I searched and found https://github.com/docker/swarm/issues/1491 which recommends to use dockerswarm/swarm:master instead, which I did, but it didn't help:
arnolde@ubuntu001:~$ docker run -d -p 4000:4000 dockerswarm/swarm:master manage -H :4000 --replication --advertise 192.168.2.104:4000 consul://192.168.2.104
I didn't find any other input regarding swarm+consul+primary so here I am... any suggestions? Unfortunately I'm not sure how to troubleshoot since I don't even know where to look for logging/debugging info, i.e. if the manager is connecting to consul successfully etc...

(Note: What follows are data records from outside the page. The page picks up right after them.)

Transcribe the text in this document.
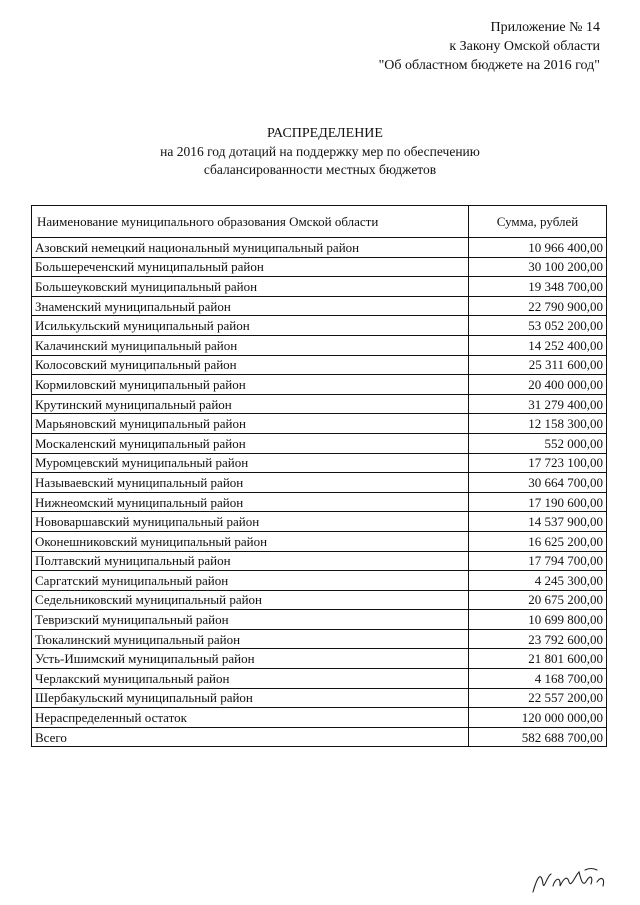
Приложение № 14
к Закону Омской области
"Об областном бюджете на 2016 год"
РАСПРЕДЕЛЕНИЕ
на 2016 год дотаций на поддержку мер по обеспечению
сбалансированности местных бюджетов
Наименование муниципального образования Омской области	Сумма, рублей
Азовский немецкий национальный муниципальный район	10 966 400,00
Большереченский муниципальный район	30 100 200,00
Большеуковский муниципальный район	19 348 700,00
Знаменский муниципальный район	22 790 900,00
Исилькульский муниципальный район	53 052 200,00
Калачинский муниципальный район	14 252 400,00
Колосовский муниципальный район	25 311 600,00
Кормиловский муниципальный район	20 400 000,00
Крутинский муниципальный район	31 279 400,00
Марьяновский муниципальный район	12 158 300,00
Москаленский муниципальный район	552 000,00
Муромцевский муниципальный район	17 723 100,00
Называевский муниципальный район	30 664 700,00
Нижнеомский муниципальный район	17 190 600,00
Нововаршавский муниципальный район	14 537 900,00
Оконешниковский муниципальный район	16 625 200,00
Полтавский муниципальный район	17 794 700,00
Саргатский муниципальный район	4 245 300,00
Седельниковский муниципальный район	20 675 200,00
Тевризский муниципальный район	10 699 800,00
Тюкалинский муниципальный район	23 792 600,00
Усть-Ишимский муниципальный район	21 801 600,00
Черлакский муниципальный район	4 168 700,00
Шербакульский муниципальный район	22 557 200,00
Нераспределенный остаток	120 000 000,00
Всего	582 688 700,00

I was able to solve it myself after explicitly adding the port number to the consul:// parameter, apparently the docker docs are incomplete:
arnolde@ubuntu001:~$ docker run -d -p 4000:4000 dockerswarm/swarm:master manage -H :4000 --replication --advertise 192.168.2.104:4000 consul://192.168.2.104:8500
arnolde@ubuntu001:~$ docker -H :4000 info
Containers: 0
Running: 0
Paused: 0
Stopped: 0
Images: 0
Server Version: swarm/1.1.0
Role: replica
Primary: 192.168.2.106:4000
Also I added "-p 4000:4000" to the command on the replica manager (on ubuntu002). Not sure if that was necessary (or even a good idea).